All of these data points, we channel into ongoing R&D discussions with partners, and we expect to enter more R&D collaborations like the one we announced with the big pharma in the coming months based on readouts now in novel tissues and in the disease context. Looking a bit further ahead, we think that the big milestones coming up are the actual efficacy data in disease models. The first one we anticipate to deliver would be in AMD. This is a quicker disease model to set up. We will start exploring more disease context in CNS and finally in heart, which takes a little bit longer due to the nature of the disease.
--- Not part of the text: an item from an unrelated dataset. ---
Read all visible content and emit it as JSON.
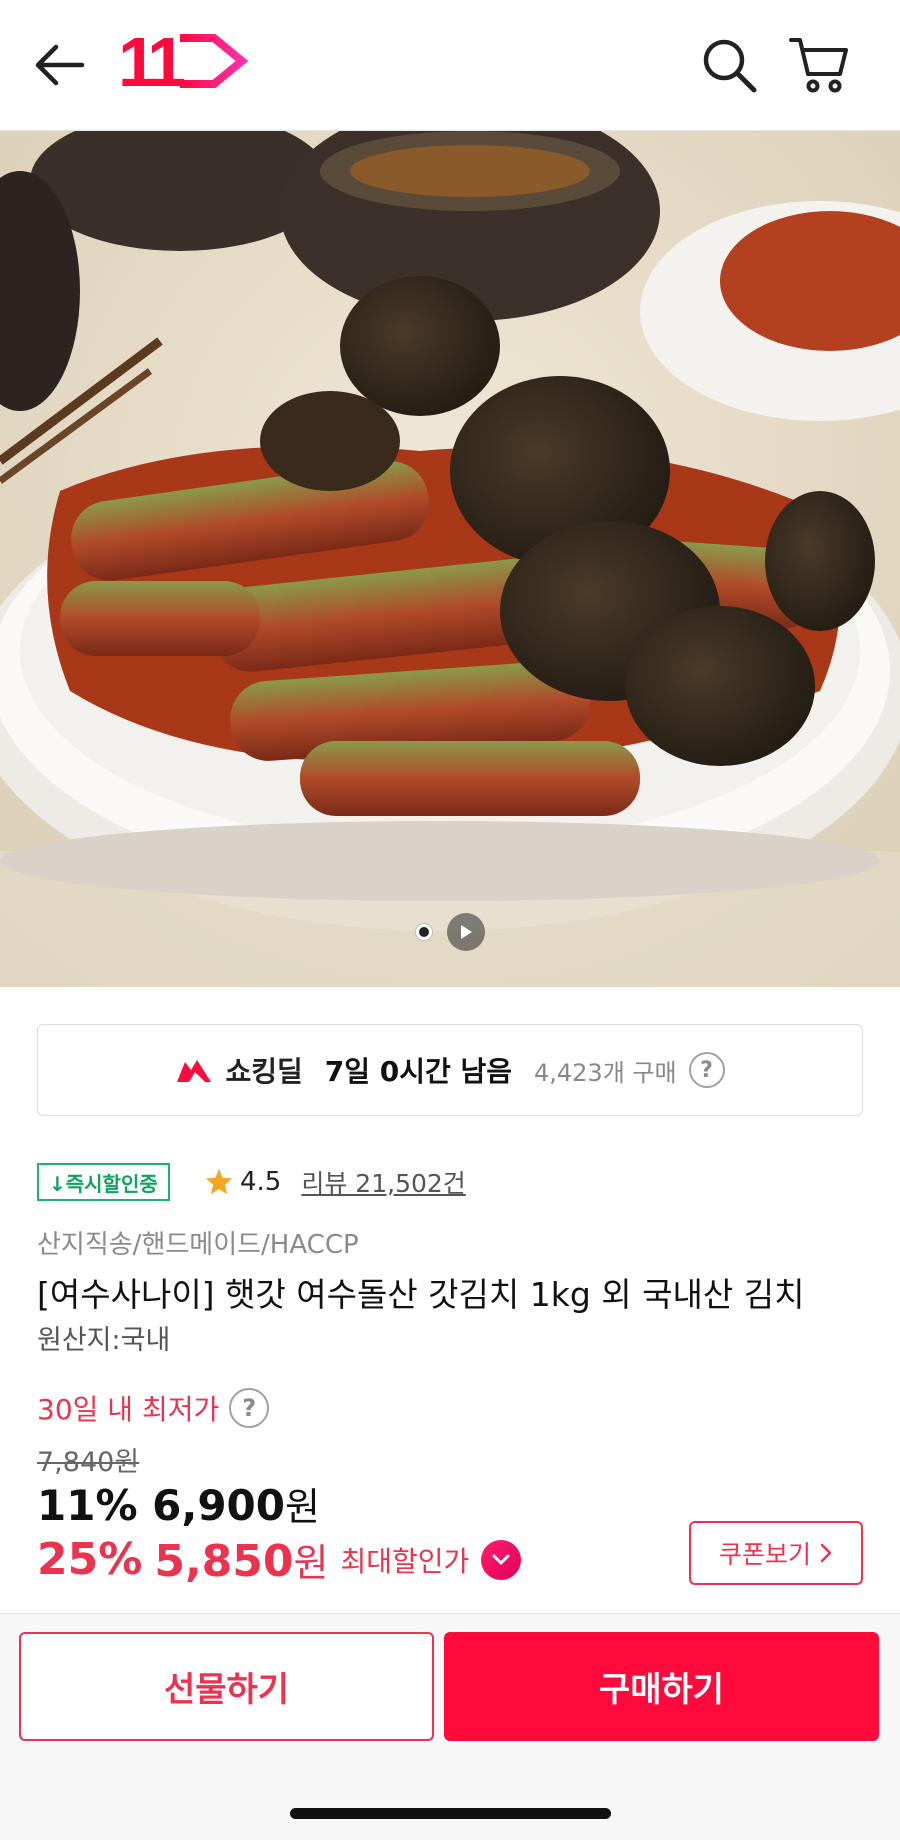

If we look back at the deals we have seen, I think this is data that when these emerge, will put us in position to be a contender in these larger transactions that we see in the space. An exciting year ahead for Circio. With this, I wrap up. To finish the presentation, we have had a number of recent articles published in industry media about Circio, about our technology, and how AAVs can be enhanced. If you want to read further, I point you in this direction here where you can learn more about Circio and what we do and how we're perceived in the industry more broadly. With that, I thank you all for attending. We're very pleased. We had a large audience today. As always, please send us follow-up questions.
We're always here and answering every question that comes in as much as or to the best of our ability. Thank you, Thomas. Thank you to our listeners.